This blog is a collection of my thoughts and experiences from ten years as a skate dad. For those of you sitting with your jackets in the bleachers, first I salute you, but second I want to give you an honest sense of what you are in for and what to expect. Ice skating is both a trying and a glorious sport, but it doesn't happen without the special group of folks who cheer, support, and console the participants. This is dedicated to you.


Tuesday, January 15, 2013

- I'm just humbly filming


The most peculiar part of my involvement (once my daughter is fairly accomplished) is that she actually does moves on the ice that are too fast for my vision to discern. She is beyond my ability to perceive what is happening and my understanding of the physics involved. She spins and jumps in her own world of expertise, that small and specialized group of people who understand their moves by feel, and who have their own language that they share amongst themselves to describe their craft.

Now I can only lend a hunch, be a sounding board, and operate the camera. This is actually rather humbling. Okay, it is extremely humbling. I tape her, keep her centered in the frame and zoomed in appropriately, but when I'm done she comes by, watches, presses the pause button, and takes her own comments seriously. She knows what she is expecting to see -- her archetypes are beyond my gut feel, sense of style, or sense of managing a torquing center of gravity.

And yet she knows what she sees, and I can tell as she watches herself that she is critical and making small mental adjustments and annotations. The most flabbergasting part of watching a good skater practice is that their feelings now innately understand their physics.

(repost)

Sunday, January 6, 2013

- soakers


I wrote an earlier post about an item that only insiders see (shooting the duck).
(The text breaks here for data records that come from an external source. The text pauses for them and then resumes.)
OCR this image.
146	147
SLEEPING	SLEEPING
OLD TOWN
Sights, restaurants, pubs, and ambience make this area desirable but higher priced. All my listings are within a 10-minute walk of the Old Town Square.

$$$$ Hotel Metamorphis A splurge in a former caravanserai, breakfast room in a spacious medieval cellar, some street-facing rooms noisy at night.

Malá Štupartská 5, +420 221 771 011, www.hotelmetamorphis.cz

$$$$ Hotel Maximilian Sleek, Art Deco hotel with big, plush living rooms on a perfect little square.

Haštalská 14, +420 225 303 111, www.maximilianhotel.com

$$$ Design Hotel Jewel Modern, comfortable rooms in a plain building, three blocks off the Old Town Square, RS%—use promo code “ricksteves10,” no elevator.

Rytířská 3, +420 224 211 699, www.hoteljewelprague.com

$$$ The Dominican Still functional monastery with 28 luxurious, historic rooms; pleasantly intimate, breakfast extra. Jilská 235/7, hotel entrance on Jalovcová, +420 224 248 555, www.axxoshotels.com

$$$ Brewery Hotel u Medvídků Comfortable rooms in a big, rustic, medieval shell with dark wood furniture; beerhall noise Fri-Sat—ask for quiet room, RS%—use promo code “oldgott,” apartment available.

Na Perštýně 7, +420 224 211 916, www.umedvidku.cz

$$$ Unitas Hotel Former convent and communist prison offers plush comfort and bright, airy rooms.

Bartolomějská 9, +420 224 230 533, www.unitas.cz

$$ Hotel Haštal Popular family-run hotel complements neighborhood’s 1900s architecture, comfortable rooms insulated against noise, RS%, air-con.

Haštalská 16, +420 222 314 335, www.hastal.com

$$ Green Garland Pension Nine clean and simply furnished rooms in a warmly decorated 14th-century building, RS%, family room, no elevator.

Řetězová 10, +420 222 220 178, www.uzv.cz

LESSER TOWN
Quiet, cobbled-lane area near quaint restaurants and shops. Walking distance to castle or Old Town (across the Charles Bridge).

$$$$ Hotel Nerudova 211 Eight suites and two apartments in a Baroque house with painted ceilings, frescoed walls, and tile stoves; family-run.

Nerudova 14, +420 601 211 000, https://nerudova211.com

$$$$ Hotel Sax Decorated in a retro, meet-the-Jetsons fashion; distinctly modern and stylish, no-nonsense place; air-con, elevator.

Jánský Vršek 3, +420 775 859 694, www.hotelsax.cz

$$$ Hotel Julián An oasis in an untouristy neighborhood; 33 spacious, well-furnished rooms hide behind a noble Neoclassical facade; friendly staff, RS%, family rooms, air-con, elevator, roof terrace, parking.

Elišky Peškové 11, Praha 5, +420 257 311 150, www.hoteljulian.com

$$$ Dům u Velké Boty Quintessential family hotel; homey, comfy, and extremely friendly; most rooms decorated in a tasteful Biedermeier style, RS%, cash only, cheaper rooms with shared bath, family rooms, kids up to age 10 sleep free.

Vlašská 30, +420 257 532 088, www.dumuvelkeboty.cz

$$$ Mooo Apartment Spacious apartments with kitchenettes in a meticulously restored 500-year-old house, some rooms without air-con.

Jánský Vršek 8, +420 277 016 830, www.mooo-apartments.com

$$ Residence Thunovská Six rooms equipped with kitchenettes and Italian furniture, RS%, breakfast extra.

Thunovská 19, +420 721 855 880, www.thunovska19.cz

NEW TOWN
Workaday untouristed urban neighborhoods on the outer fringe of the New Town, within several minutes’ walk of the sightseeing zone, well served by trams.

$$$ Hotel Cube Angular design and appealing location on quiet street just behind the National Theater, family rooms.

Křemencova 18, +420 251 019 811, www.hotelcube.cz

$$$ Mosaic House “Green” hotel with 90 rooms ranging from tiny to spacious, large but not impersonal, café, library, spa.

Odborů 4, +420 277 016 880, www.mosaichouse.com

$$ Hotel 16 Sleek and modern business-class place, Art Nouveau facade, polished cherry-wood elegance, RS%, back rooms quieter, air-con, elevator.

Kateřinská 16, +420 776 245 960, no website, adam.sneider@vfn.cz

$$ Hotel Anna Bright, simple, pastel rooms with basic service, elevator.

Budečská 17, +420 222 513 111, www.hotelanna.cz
Here's another little morsel of inside fun. Naturally skaters lug around their skates and costumes. But surprise, there's more inside that wheelie bag.

Hidden next to the skates is the young lady's alter ego, that little spark of her personality that shines through her program. If you want to view her alter ago in it's full unadulterated concentration -- a hundred per cent full strength -- just watch her unpack her skates.

As she removes them from her bag, hey what's that colorful cloth thingy at the bottom where the blade should be? Soakers. She'll remove the soakers immediately and replace them with hard plastic skateguards, tossing the soakers back into her bag (where they will patiently await until the very end of her practice).

Did you see them? Did you happen to catch a glimpse? Perhaps because they are at heart simply utilitarian (a soft terrycloth loopy interior to absorb stray moisture) this allows the outer facing the freedom to be whatever the skater can imagine.

I've seen florescent orange and black tiger-striped soakers. Shiny sparkly snakeskin soakers. Psychedelic tie die soaker. Fluffy fuzzy caterpillar soakers. You name it; there's no end to soaker craziness.

The next best thing to watching a skating competition is peeking at the soakers.

Wednesday, January 2, 2013

- first performance


A shout-out to Sarah for her first performance skate at an exhibition!